Bruce Yonemoto
During nearly half a century of living in Los Angeles, Bruce Yonemoto has created a body of work that blends cinematic language with critical reflections on media, memory, and history. In the 1970s he moved to Los Angeles from the Bay Area to join his brother Norman, an aspiring Hollywood director. Working both together and independently until Norman’s death in 2014, they developed a practice centered on experimental film. In the late 1980s the brothers began exploring their family’s history of incarceration during World War II. This research informs Bruce’s Broken Fences (2025), a diptych video installation that juxtaposes US War Relocation Authority propaganda films with Nazi footage of the Theresienstadt concentration camp—both falsely depicting camps as ordinary and even idyllic. The monitors are partially obscured by open-board fences treated with lacquer, a material long associated with Asian decorative arts and identity. Yonemoto’s broader practice similarly navigates myth and memory. In 2017 he embarked on a collaboration with Eder Santos, a Brazilian multimedia artist, to create a self-reflexive homage to Glauber Rocha’s film Barravento (1962), a cornerstone of the Brazilian Cinema Novo movement. In response to this, Yonemoto’s two-channel video installation Barravento Novo (2017) juxtaposes selections from Rocha’s analog 35mm film with a new digital 4K video, overlaying two historical moments and modes of technology. Like much of Yonemoto’s production, Barravento Novo points outside itself, occupying a place between fiction and documentation, myth and reality.
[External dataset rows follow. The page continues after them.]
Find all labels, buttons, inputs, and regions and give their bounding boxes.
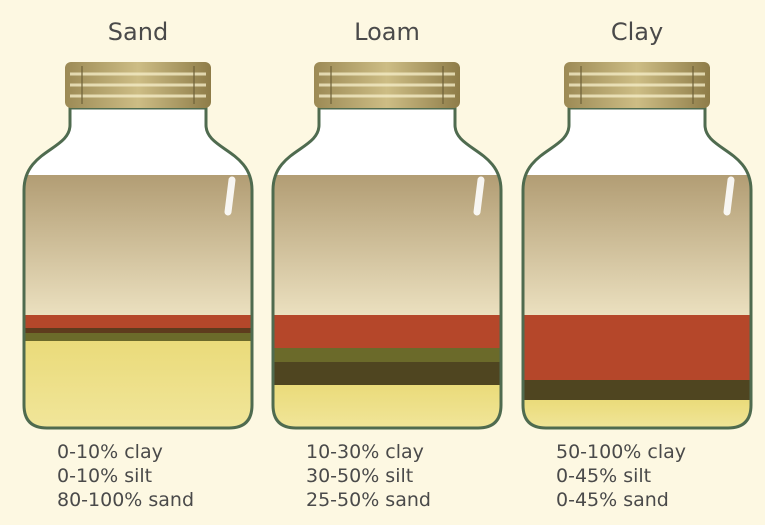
composition-line: 0-10% clay — [57, 441, 163, 463]
composition-line: 50-100% clay — [556, 441, 686, 463]
composition-line: 80-100% sand — [57, 489, 194, 511]
jar-title: Sand — [108, 18, 168, 46]
page: Sand 0-10% clay 0-10% silt 80-100% sand … — [0, 0, 765, 525]
composition-line: 25-50% sand — [306, 489, 431, 511]
jar-title: Clay — [611, 18, 663, 46]
jar-clay: Clay 50-100% clay 0-45% silt 0-45% sand — [521, 18, 753, 511]
composition-line: 0-10% silt — [57, 465, 152, 487]
soil-jars-diagram: Sand 0-10% clay 0-10% silt 80-100% sand … — [0, 0, 765, 525]
jar-loam: Loam 10-30% clay 30-50% silt 25-50% sand — [271, 18, 503, 511]
jar-sand: Sand 0-10% clay 0-10% silt 80-100% sand — [22, 18, 254, 511]
jar-title: Loam — [354, 18, 420, 46]
composition-line: 0-45% silt — [556, 465, 651, 487]
composition-line: 30-50% silt — [306, 465, 413, 487]
composition-line: 0-45% sand — [556, 489, 669, 511]
composition-line: 10-30% clay — [306, 441, 424, 463]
Bruce Yonemoto was born in 1949 in San Jose. A pioneer in the field of video art, over the last half century Yonemoto has produced a formally and thematically eclectic body of film, video, photography, and sculpture. Selected solo and two-person presentations include Kunstverein in Hamburg (2023); O-Town House, Los Angeles (2022,2023); Anthology Film Archives, New York (2022); Tate Modern, London (2017, 2012); Imperial Palace, Rio de Janeiro (2017); Museum of Modern Art, New York (2017); The Luckman, California State University, Los Angeles (2017); Hong-Gah Museum, Taipei, Tawain (2015); c.nichols Project, Los Angeles (2016); Art Gallery, Kanazawa College of Art, Ishikawa, Japan (2012); LAXART, Los Angeles (2011); Saint Louis Art Museum (2010); Convento de Santo Domingo, Qorikancha, Cusco, Peru (2006); MIT List Visual Arts Center, Cambridge, MA (2001); Institute of Contemporary Art, Philadelphia (2001); ICC Intercommunication Center, Tokyo (1999); Japanese American National Museum, Los Angeles (1999); and the Wexner Center for the Arts, Columbus, OH (1997). Selected group exhibitions include the Institute of Contemporary Art, Los Angeles (2024); Institute of Contemporary Art, San Jose (2024); Galerie Quynh Contemporary Art, Ho Chi Minh City, Vietnam (2023); Yuz Museum, Shanghai (2020); Los Angeles County Museum of Art (2020); Qatar Museums, Doha, U.A.E. (2020); Chi-Wen Gallery, Taipei, Taiwan (2018, 2017); Los Angeles Contemporary Exhibitions (2014); Stedelijk Museum, Amsterdam (2014); Centre Pompidou, Paris (2014); MoMA PS1, Queens, NY (2014); Museum of Contemporary Art, Los Angeles (2014, 2011); and the Museum of Modern Art, New York (2011). Honors and awards include a Guggenheim Fellowship (2022); a Rockefeller Foundation Intercultural Film / Video / Multimedia Fellowship (1998); and a Maya Deren Award from the American Film Institute (1993). He earned a BA from the University of California, Berkeley (1972), and an MFA from Otis College of Art and Design, Los Angeles (1979).